Yesterday, Finance Minister Dr Peter Phillips said that he hopes to present a white paper on tax reform with the upcoming budget next month, but added that a tax package would have to be implemented separately.
It is not yet clear what taxes will be targeted in the upcoming package, but the Government definitely plans to cut waivers and incentives in the near term.
"The present system of waivers is complex, complicated and inefficient and is in need of urgent reform," said Phillips in a speech at a Jamaica Exporters' Association luncheon held yesterday at the Terra Nova Hotel in Kingston. "There were two months last year when the value of waivers exceeded the value of revenue collected by customs."

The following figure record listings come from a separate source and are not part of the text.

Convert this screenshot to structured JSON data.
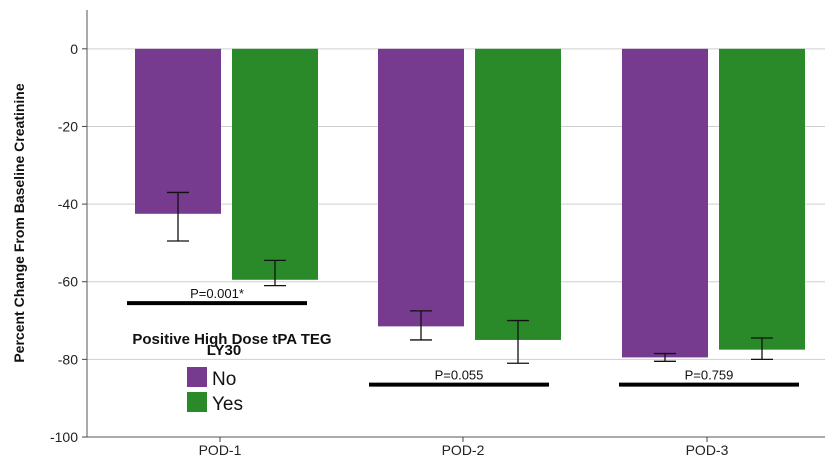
{
  "chart_data": {
    "type": "bar",
    "ylabel": "Percent Change From Baseline Creatinine",
    "xlabel": "",
    "ylim": [
      -100,
      10
    ],
    "yticks": [
      0,
      -20,
      -40,
      -60,
      -80,
      -100
    ],
    "grid": true,
    "categories": [
      "POD-1",
      "POD-2",
      "POD-3"
    ],
    "legend": {
      "title_lines": [
        "Positive High Dose tPA TEG",
        "LY30"
      ],
      "placement": "lower-left"
    },
    "series": [
      {
        "name": "No",
        "color": "#763a8e",
        "values": [
          -42.5,
          -71.5,
          -79.5
        ],
        "error_low": [
          -49.5,
          -75.0,
          -80.5
        ],
        "error_high": [
          -37.0,
          -67.5,
          -78.5
        ]
      },
      {
        "name": "Yes",
        "color": "#2a8a2a",
        "values": [
          -59.5,
          -75.0,
          -77.5
        ],
        "error_low": [
          -61.0,
          -81.0,
          -80.0
        ],
        "error_high": [
          -54.5,
          -70.0,
          -74.5
        ]
      }
    ],
    "annotations": [
      {
        "text": "P=0.001*",
        "category": "POD-1",
        "y": -65.5
      },
      {
        "text": "P=0.055",
        "category": "POD-2",
        "y": -86.5
      },
      {
        "text": "P=0.759",
        "category": "POD-3",
        "y": -86.5
      }
    ]
  }
}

Customs duty alone brings in over $1.5 billion a month into the government coffers, while the combined taxes on international trade totals well over $7 billion monthly. If waivers are running at similar levels, the Government possibly gives up anywhere between $18 billion and $80 billion annually, based on Phillips' pronouncements.
"The truth is, if the situation is allowed to continue, we will not make any progress towards our development," he said. "As such, we will have to make adjustments to the waiver regime; and this will require sacrifices by us all in the near term."
The tax reform committee of Parliament has concluded public hearings and is now considering the recommendations to make a full report.
The finance minister added that all the various recommendations provided by non-government groups would have to be reconciled against the tax reform green paper tabled last May — all of which will be woven together to "make sense technically".